AMONG THE DEMOBILIZED officers who emigrated from England after the Armistice was a subaltern named Walkley. He went out to Canada, where he raised wheat and prospered, both in pocket and in health. So much so that, had he been walking out of the Gare de Lyon in Paris instead of in Piccadilly Circus on this first evening (it is Christmas eve) of his first visit home, they would have said, "Here is not only a rich milord; it is a well one."

He had been in London just long enough to outfit himself with the beginning of a wardrobe, and in his new clothes (bought of a tailor which in the old days he could not have afforded) he was enjoying himself too much to even go anywhere. So he just walked the streets, among the cheerful throngs, until suddenly he stopped dead still, staring at a face.

The man had almost white hair, moustaches waxed to needle points. He wore a frayed scarf in which could be barely distinguished the colors and pattern of a regiment. His threadbare clothes were freshly ironed and he carried a stick.

He was standing at the curb, and he appeared to be saying something to the people who passed, and Walkley moved suddenly forward, his hand extended. But the other man only stared at him with eyes that were perfectly dead.

"Gray," Walkley said, "don't you remember me?" The other stared at him with that dead intensity. "We were in hospital together. I went out to Canada. Don't you remember?"

"Yes," the other said. "I remember you. You are Walkley." Then he quit looking at Walkley. He moved a little aside, turning to the crowd again, his hand extended; it was only then that Walkley saw that the hand contained three or four boxes of the matches which may be bought from any tobacconist for a penny a box. "Matches? Matches, sir?" he said. "Matches? Matches?"

Walkley moved also, getting again in front of the other.

"Gray," he said.

The other looked at Walkley again, this time with a kind of restrained yet raging impatience. "Let me alone, you son of a bitch!" he said, turning immediately toward the crowd again, his hand extended. "Matches! Matches, sir!" he chanted.

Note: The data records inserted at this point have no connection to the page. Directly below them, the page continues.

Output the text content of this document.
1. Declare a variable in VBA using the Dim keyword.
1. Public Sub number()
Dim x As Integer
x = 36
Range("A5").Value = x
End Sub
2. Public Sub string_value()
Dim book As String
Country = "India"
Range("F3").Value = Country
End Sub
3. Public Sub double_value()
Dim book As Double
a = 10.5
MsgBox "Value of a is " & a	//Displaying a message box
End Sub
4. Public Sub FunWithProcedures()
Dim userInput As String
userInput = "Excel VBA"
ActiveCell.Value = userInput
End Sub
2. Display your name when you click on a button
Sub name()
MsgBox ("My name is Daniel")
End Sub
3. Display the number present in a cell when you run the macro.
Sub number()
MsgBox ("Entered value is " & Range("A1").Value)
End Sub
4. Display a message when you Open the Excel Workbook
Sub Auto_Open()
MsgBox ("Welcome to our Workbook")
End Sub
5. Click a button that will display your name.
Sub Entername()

Walkley moved on. He paused again, half turning, looking back at the gaunt face above the waxed moustaches. Again the other looked him full in the face, but the glance passed on, as though without recognition. Walkley went on. He walked swiftly. "My God," he said. "I think I am going to vomit."

Crevasse.

THE PARTY GOES ON, skirting the edge of the barrage, weaving down into shell craters old and new, crawling out again.

Two men half drag, half carry between them a third, while two others carry the three rifles. The third man's head is bound in a bloody rag; he stumbles his aimless legs along, his head lolling, sweat channeling slowly down his mud-crusted face.